Rep. Victoria Kornfield, D-Bangor, is a member of the Legislature’s Education Committee, which unanimously endorsed the bill last year.
“Vetoing this bill did not save the state funds,” said Kornfield. “Instead, it left federal funding on the table. … Frankly, I am surprised that the chief executive vetoed this bill because the summer program is exactly the compassion he talked about in his State of the State speech.”
Rep. Peter Johnson, R-Greenville, who also serves on the Education Committee, voted to sustain LePage’s veto. Johnson, who was one of only a handful of people who spoke in favor of sustaining LePage’s veto on Thursday, said the Legislature should have more trust in local communities to do what’s right.
“The fact that we have to pass a law to have adults have a conversation says something about this bill,” said Johnson. “I think we should have the confidence in our citizenship to allow them to do that without passing another mandate.”
Rep. Michael McClellan, R-Raymond, another member of the Education Committee, said too many burdens are already being put on schools, which he said should be allowed to focus on their core mission of education.
“If we don’t look at issues like this and come up with the root of the problem and why it’s happening, then it’s a Band-Aid and we’ll be here again in a year or two to deal with it again,” said McClellan. “I don’t think it’s just or fair to keep burdening our schools with these things.”
Rep. Corey Wilson, R-Augusta, was one of the four Republicans who voted to override the bill. The others were Joyce Maker, R-Calais, Matthew Pouliot, R-Augusta, and Rep. Ellen Winchenbach, R-Waldoboro.
Wilson said that growing up, he was one of the children who sometimes went without healthy meals.
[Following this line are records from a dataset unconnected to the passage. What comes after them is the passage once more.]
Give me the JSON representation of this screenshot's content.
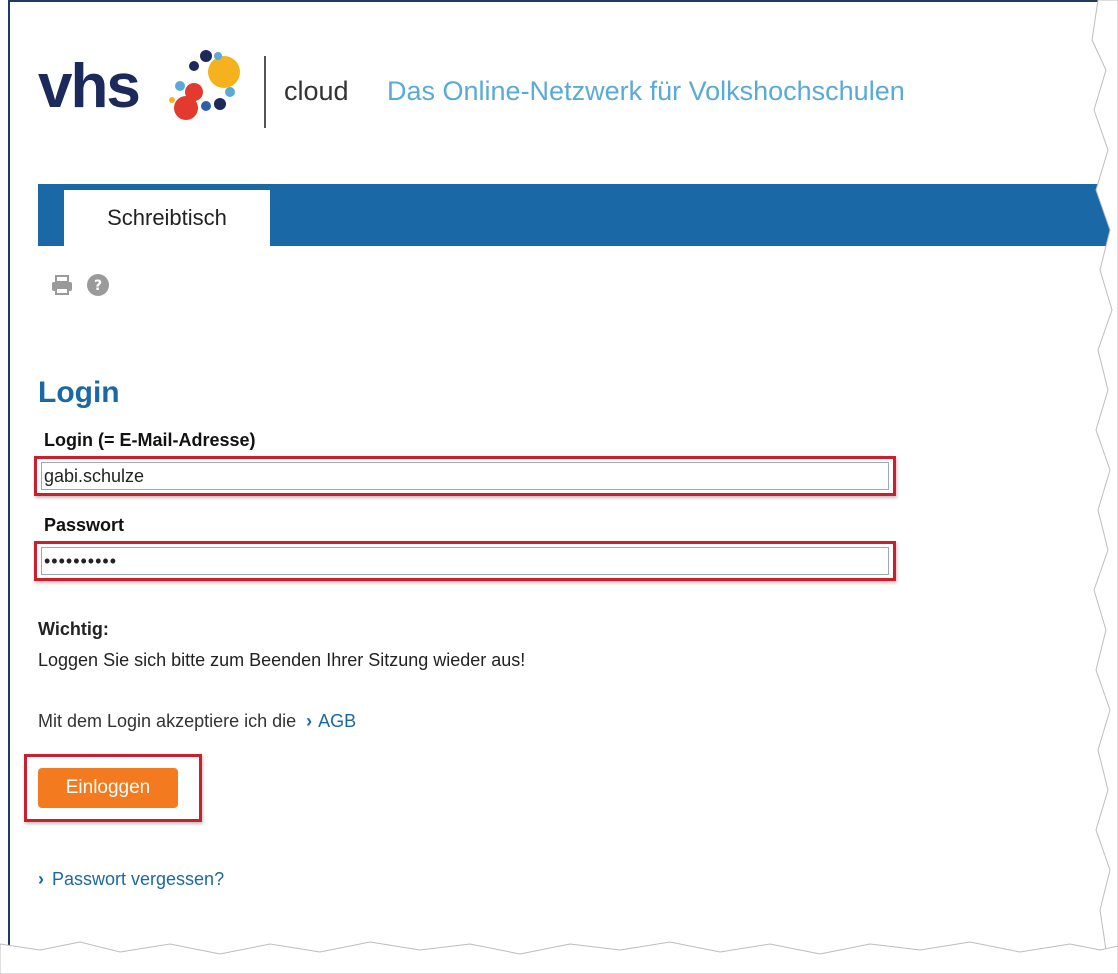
{
  "header": {
    "logo_text": "vhs",
    "product": "cloud",
    "tagline": "Das Online-Netzwerk für Volkshochschulen",
    "colors": {
      "logo": "#1b2a5a",
      "tagline": "#5aaad8"
    }
  },
  "nav": {
    "active_tab": "Schreibtisch",
    "bar_color": "#1a68a6"
  },
  "toolbar": {
    "icons": [
      "print-icon",
      "help-icon"
    ]
  },
  "login": {
    "title": "Login",
    "username_label": "Login (= E-Mail-Adresse)",
    "username_value": "gabi.schulze",
    "password_label": "Passwort",
    "password_value": "••••••••••",
    "important_title": "Wichtig:",
    "important_text": "Loggen Sie sich bitte zum Beenden Ihrer Sitzung wieder aus!",
    "agb_prefix": "Mit dem Login akzeptiere ich die",
    "agb_link": "AGB",
    "submit_label": "Einloggen",
    "forgot_link": "Passwort vergessen?",
    "colors": {
      "title": "#1a68a6",
      "button": "#f47a1f",
      "highlight": "#cc1f2d"
    }
  }
}
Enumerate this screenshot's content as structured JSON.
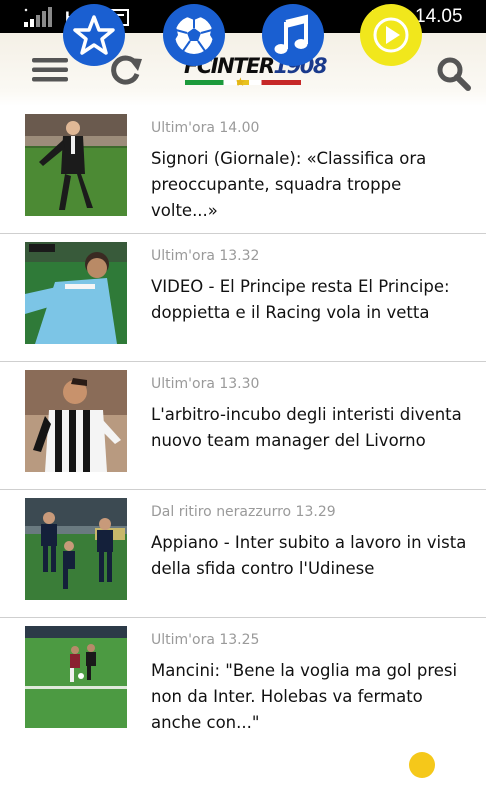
{
  "status_bar": {
    "network_type": "H+",
    "time": "14.05",
    "icons": [
      "signal-icon",
      "message-icon",
      "battery-icon"
    ]
  },
  "header": {
    "logo_text_prefix": "FCINTER",
    "logo_text_number": "1908",
    "icons": [
      "menu-icon",
      "refresh-icon",
      "search-icon"
    ]
  },
  "news": [
    {
      "meta": "Ultim'ora 14.00",
      "title": "Signori (Giornale): «Classifica ora preoccupante, squadra troppe volte...»"
    },
    {
      "meta": "Ultim'ora 13.32",
      "title": "VIDEO - El Principe resta El Principe: doppietta e il Racing vola in vetta"
    },
    {
      "meta": "Ultim'ora 13.30",
      "title": "L'arbitro-incubo degli interisti diventa nuovo team manager del Livorno"
    },
    {
      "meta": "Dal ritiro nerazzurro 13.29",
      "title": "Appiano - Inter subito a lavoro in vista della sfida contro l'Udinese"
    },
    {
      "meta": "Ultim'ora 13.25",
      "title": "Mancini: \"Bene la voglia ma gol presi non da Inter. Holebas va fermato anche con...\""
    }
  ],
  "bottom_bar": {
    "buttons": [
      "star-icon",
      "soccer-ball-icon",
      "music-note-icon",
      "play-icon"
    ]
  },
  "colors": {
    "accent_blue": "#1a5fd1",
    "accent_yellow": "#f1e71c",
    "meta_gray": "#9a9a9a",
    "divider": "#cfcfcf"
  }
}
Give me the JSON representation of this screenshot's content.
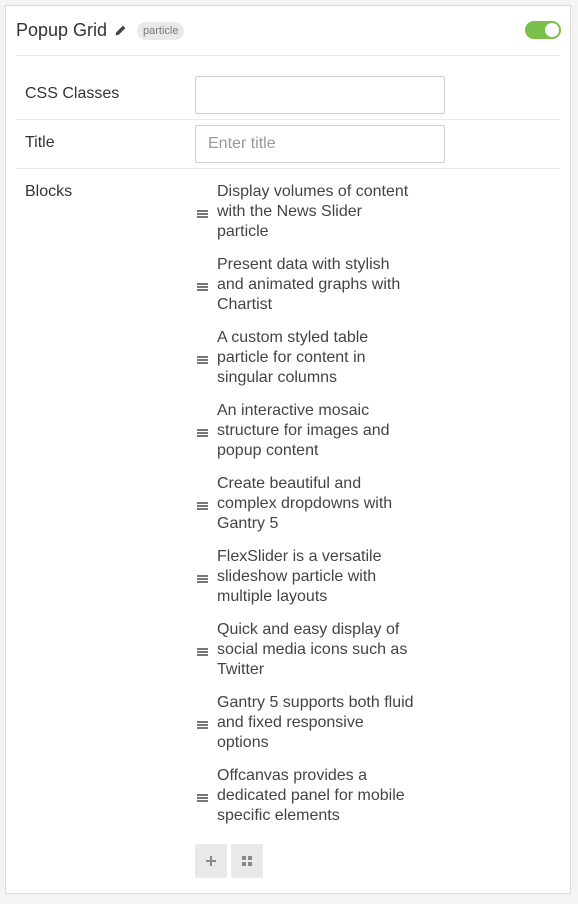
{
  "header": {
    "title": "Popup Grid",
    "badge": "particle",
    "enabled": true
  },
  "fields": {
    "css_classes": {
      "label": "CSS Classes",
      "value": "",
      "placeholder": ""
    },
    "title": {
      "label": "Title",
      "value": "",
      "placeholder": "Enter title"
    },
    "blocks_label": "Blocks"
  },
  "blocks": [
    "Display volumes of content with the News Slider particle",
    "Present data with stylish and animated graphs with Chartist",
    "A custom styled table particle for content in singular columns",
    "An interactive mosaic structure for images and popup content",
    "Create beautiful and complex dropdowns with Gantry 5",
    "FlexSlider is a versatile slideshow particle with multiple layouts",
    "Quick and easy display of social media icons such as Twitter",
    "Gantry 5 supports both fluid and fixed responsive options",
    "Offcanvas provides a dedicated panel for mobile specific elements"
  ],
  "icons": {
    "edit": "pencil-icon",
    "drag": "drag-handle-icon",
    "add": "plus-icon",
    "grid": "grid-icon"
  },
  "colors": {
    "toggle_on": "#78c04a",
    "badge_bg": "#e9e9e9"
  }
}
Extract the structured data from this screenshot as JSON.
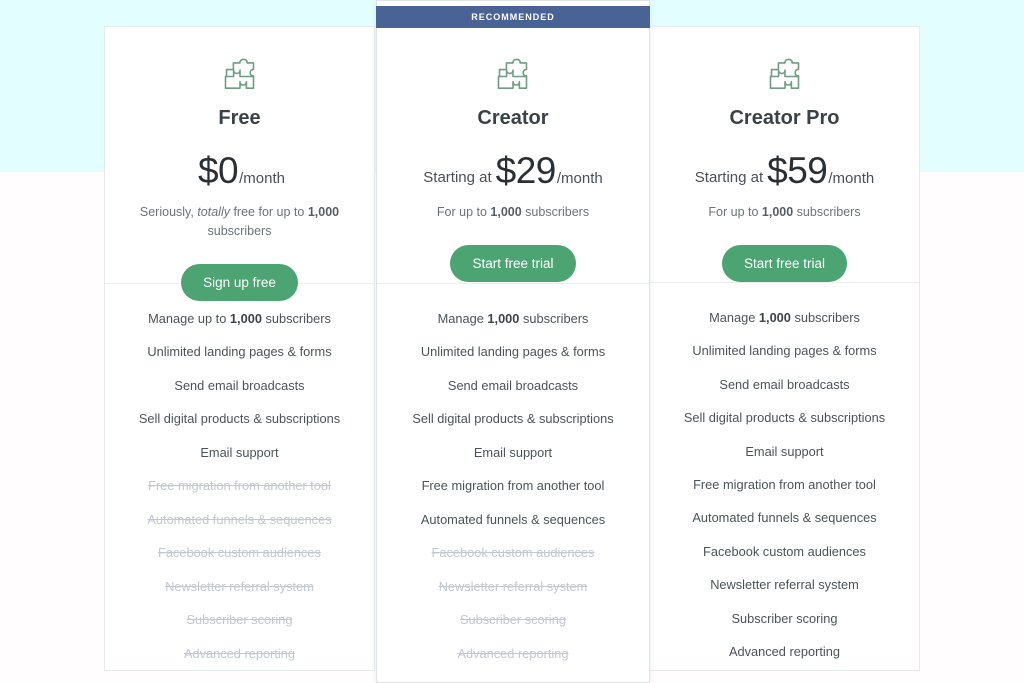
{
  "theme": {
    "band_color": "#e2feff",
    "ribbon_color": "#4a6397",
    "cta_color": "#4ba471",
    "icon_color": "#6d9d85"
  },
  "ribbon": {
    "label": "RECOMMENDED"
  },
  "plans": [
    {
      "id": "free",
      "icon": "puzzle-icon",
      "name": "Free",
      "price_prefix": "",
      "price_amount": "$0",
      "price_period": "/month",
      "note_parts": [
        {
          "text": "Seriously, ",
          "style": "normal"
        },
        {
          "text": "totally",
          "style": "italic"
        },
        {
          "text": " free for up to ",
          "style": "normal"
        },
        {
          "text": "1,000",
          "style": "bold"
        },
        {
          "text": " subscribers",
          "style": "normal"
        }
      ],
      "cta_label": "Sign up free",
      "features": [
        {
          "parts": [
            {
              "text": "Manage up to ",
              "style": "normal"
            },
            {
              "text": "1,000",
              "style": "bold"
            },
            {
              "text": " subscribers",
              "style": "normal"
            }
          ],
          "enabled": true
        },
        {
          "parts": [
            {
              "text": "Unlimited landing pages & forms",
              "style": "normal"
            }
          ],
          "enabled": true
        },
        {
          "parts": [
            {
              "text": "Send email broadcasts",
              "style": "normal"
            }
          ],
          "enabled": true
        },
        {
          "parts": [
            {
              "text": "Sell digital products & subscriptions",
              "style": "normal"
            }
          ],
          "enabled": true
        },
        {
          "parts": [
            {
              "text": "Email support",
              "style": "normal"
            }
          ],
          "enabled": true
        },
        {
          "parts": [
            {
              "text": "Free migration from another tool",
              "style": "normal"
            }
          ],
          "enabled": false
        },
        {
          "parts": [
            {
              "text": "Automated funnels & sequences",
              "style": "normal"
            }
          ],
          "enabled": false
        },
        {
          "parts": [
            {
              "text": "Facebook custom audiences",
              "style": "normal"
            }
          ],
          "enabled": false
        },
        {
          "parts": [
            {
              "text": "Newsletter referral system",
              "style": "normal"
            }
          ],
          "enabled": false
        },
        {
          "parts": [
            {
              "text": "Subscriber scoring",
              "style": "normal"
            }
          ],
          "enabled": false
        },
        {
          "parts": [
            {
              "text": "Advanced reporting",
              "style": "normal"
            }
          ],
          "enabled": false
        }
      ]
    },
    {
      "id": "creator",
      "icon": "puzzle-icon",
      "name": "Creator",
      "price_prefix": "Starting at",
      "price_amount": "$29",
      "price_period": "/month",
      "note_parts": [
        {
          "text": "For up to ",
          "style": "normal"
        },
        {
          "text": "1,000",
          "style": "bold"
        },
        {
          "text": " subscribers",
          "style": "normal"
        }
      ],
      "cta_label": "Start free trial",
      "features": [
        {
          "parts": [
            {
              "text": "Manage ",
              "style": "normal"
            },
            {
              "text": "1,000",
              "style": "bold"
            },
            {
              "text": " subscribers",
              "style": "normal"
            }
          ],
          "enabled": true
        },
        {
          "parts": [
            {
              "text": "Unlimited landing pages & forms",
              "style": "normal"
            }
          ],
          "enabled": true
        },
        {
          "parts": [
            {
              "text": "Send email broadcasts",
              "style": "normal"
            }
          ],
          "enabled": true
        },
        {
          "parts": [
            {
              "text": "Sell digital products & subscriptions",
              "style": "normal"
            }
          ],
          "enabled": true
        },
        {
          "parts": [
            {
              "text": "Email support",
              "style": "normal"
            }
          ],
          "enabled": true
        },
        {
          "parts": [
            {
              "text": "Free migration from another tool",
              "style": "normal"
            }
          ],
          "enabled": true
        },
        {
          "parts": [
            {
              "text": "Automated funnels & sequences",
              "style": "normal"
            }
          ],
          "enabled": true
        },
        {
          "parts": [
            {
              "text": "Facebook custom audiences",
              "style": "normal"
            }
          ],
          "enabled": false
        },
        {
          "parts": [
            {
              "text": "Newsletter referral system",
              "style": "normal"
            }
          ],
          "enabled": false
        },
        {
          "parts": [
            {
              "text": "Subscriber scoring",
              "style": "normal"
            }
          ],
          "enabled": false
        },
        {
          "parts": [
            {
              "text": "Advanced reporting",
              "style": "normal"
            }
          ],
          "enabled": false
        }
      ]
    },
    {
      "id": "creator-pro",
      "icon": "puzzle-icon",
      "name": "Creator Pro",
      "price_prefix": "Starting at",
      "price_amount": "$59",
      "price_period": "/month",
      "note_parts": [
        {
          "text": "For up to ",
          "style": "normal"
        },
        {
          "text": "1,000",
          "style": "bold"
        },
        {
          "text": " subscribers",
          "style": "normal"
        }
      ],
      "cta_label": "Start free trial",
      "features": [
        {
          "parts": [
            {
              "text": "Manage ",
              "style": "normal"
            },
            {
              "text": "1,000",
              "style": "bold"
            },
            {
              "text": " subscribers",
              "style": "normal"
            }
          ],
          "enabled": true
        },
        {
          "parts": [
            {
              "text": "Unlimited landing pages & forms",
              "style": "normal"
            }
          ],
          "enabled": true
        },
        {
          "parts": [
            {
              "text": "Send email broadcasts",
              "style": "normal"
            }
          ],
          "enabled": true
        },
        {
          "parts": [
            {
              "text": "Sell digital products & subscriptions",
              "style": "normal"
            }
          ],
          "enabled": true
        },
        {
          "parts": [
            {
              "text": "Email support",
              "style": "normal"
            }
          ],
          "enabled": true
        },
        {
          "parts": [
            {
              "text": "Free migration from another tool",
              "style": "normal"
            }
          ],
          "enabled": true
        },
        {
          "parts": [
            {
              "text": "Automated funnels & sequences",
              "style": "normal"
            }
          ],
          "enabled": true
        },
        {
          "parts": [
            {
              "text": "Facebook custom audiences",
              "style": "normal"
            }
          ],
          "enabled": true
        },
        {
          "parts": [
            {
              "text": "Newsletter referral system",
              "style": "normal"
            }
          ],
          "enabled": true
        },
        {
          "parts": [
            {
              "text": "Subscriber scoring",
              "style": "normal"
            }
          ],
          "enabled": true
        },
        {
          "parts": [
            {
              "text": "Advanced reporting",
              "style": "normal"
            }
          ],
          "enabled": true
        }
      ]
    }
  ]
}
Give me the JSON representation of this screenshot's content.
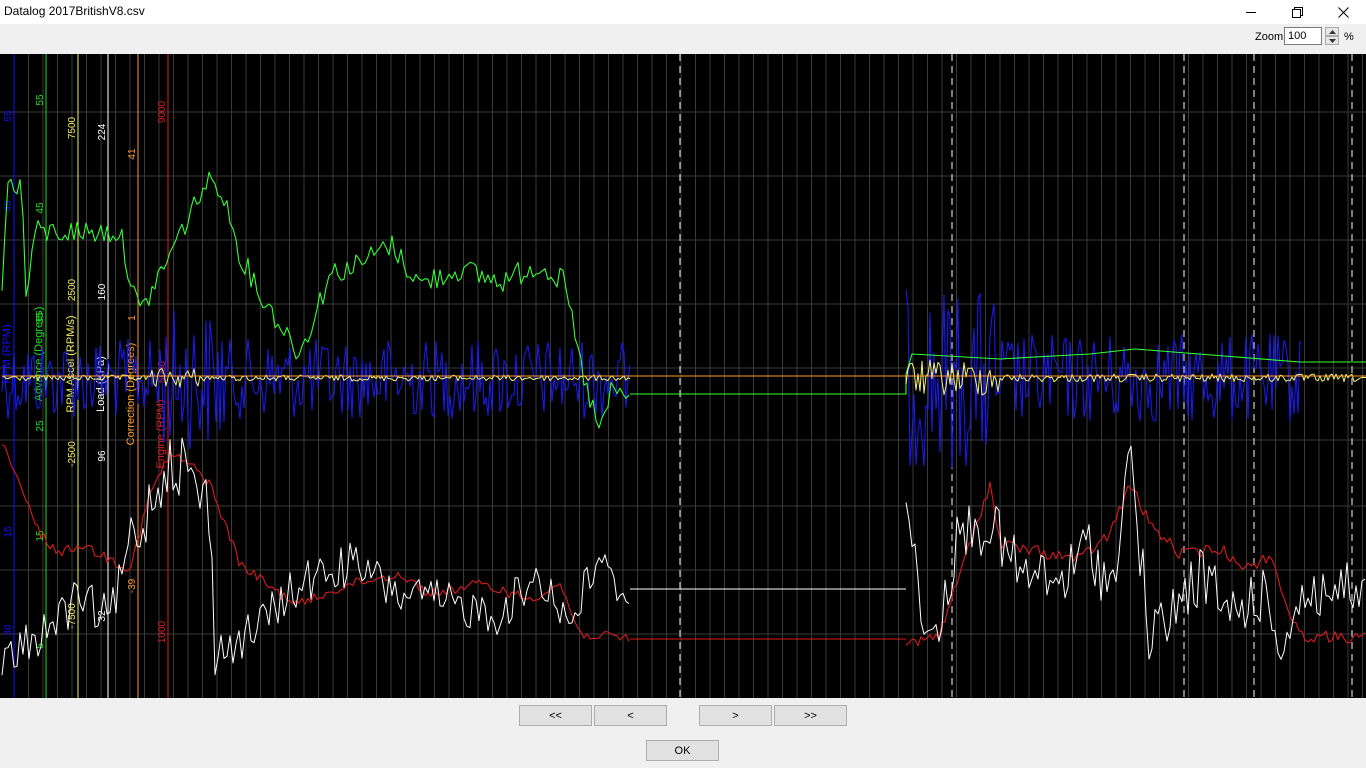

“I grew up quite poor and relied on food from the food pantry. I also did receive free breakfasts and free lunches from the school and I’m thankful for that,” he said. “I rise in support of overriding the veto. It’s just the right thing to do. We have an opportunity here to feed children and I feel that if we ever have that opportunity, we should go for it. … I want to see the children in my community have the ability to simply be fed.”